We as citizens must disabuse our minds of hate and prejudice but also be willing to shout down those who propagate it rather amplify their comments. We need to define the boundaries of common decency. It is true that we live in the age of anxiety which inevitably leads to the age of fanaticism and ethnic scapegoating as people seek crude palliatives for the pain in their miserable lives and look for someone to blame. But then the depressing spectacle of the moment we endure in is no reason to demonize and despise each other. Rather we can do better by not letting the breakdown of intellectual virtues hamper our ability and resolve to pay due respect to reality, deal with complex and unpleasant truths because once a country tolerates dishonesty, incuriosity and intellectual laziness then everything falls apart.
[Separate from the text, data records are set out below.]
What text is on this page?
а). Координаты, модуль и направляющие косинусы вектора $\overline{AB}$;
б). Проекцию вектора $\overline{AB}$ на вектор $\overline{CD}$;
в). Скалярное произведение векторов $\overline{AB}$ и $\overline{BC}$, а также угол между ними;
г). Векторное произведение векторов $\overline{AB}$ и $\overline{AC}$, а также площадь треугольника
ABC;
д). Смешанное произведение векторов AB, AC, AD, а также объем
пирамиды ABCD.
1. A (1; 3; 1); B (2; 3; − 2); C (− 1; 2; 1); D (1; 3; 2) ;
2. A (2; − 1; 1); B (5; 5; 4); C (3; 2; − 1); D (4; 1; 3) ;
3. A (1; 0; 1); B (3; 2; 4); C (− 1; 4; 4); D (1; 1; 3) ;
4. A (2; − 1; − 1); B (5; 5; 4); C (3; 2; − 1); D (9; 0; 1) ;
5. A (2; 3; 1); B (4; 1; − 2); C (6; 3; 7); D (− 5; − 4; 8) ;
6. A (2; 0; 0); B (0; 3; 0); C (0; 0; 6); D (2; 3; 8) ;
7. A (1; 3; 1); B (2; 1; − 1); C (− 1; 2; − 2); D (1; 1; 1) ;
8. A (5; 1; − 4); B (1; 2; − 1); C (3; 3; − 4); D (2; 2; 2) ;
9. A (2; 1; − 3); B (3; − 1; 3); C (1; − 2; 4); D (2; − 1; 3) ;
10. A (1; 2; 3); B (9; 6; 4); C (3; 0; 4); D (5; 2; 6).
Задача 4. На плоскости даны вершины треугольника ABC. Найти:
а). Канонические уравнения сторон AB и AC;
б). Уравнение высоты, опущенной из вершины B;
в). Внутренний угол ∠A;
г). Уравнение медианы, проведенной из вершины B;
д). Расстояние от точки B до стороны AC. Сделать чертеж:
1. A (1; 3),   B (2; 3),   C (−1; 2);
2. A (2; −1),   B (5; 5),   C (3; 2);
Let us avoid the uncomfortable spectacle of explaining to our children that the hate and bigotry we confront today is the legacy they may have to bequeath to their children. We must strive to do our part but we need our leaders to lead the way. I will conclude by saying that as much as I want to reject the slouching toward an apocalyptic vision of the future for this country, it must however be said that we live in what I may call the Federal Republic of amnesia" hence our fatal forgetfulness flares when ethnic bigots emerge from their closets and try to reprise the same environment that gave rise to the civil war as our leaders idle in political complicity or indifference.
Nnanna Ijomah is a New York City-based Political Science lecturer and a former Special/Personal Assistant to the late Ikemba Nnewi, Chief Emeka Ojukwu.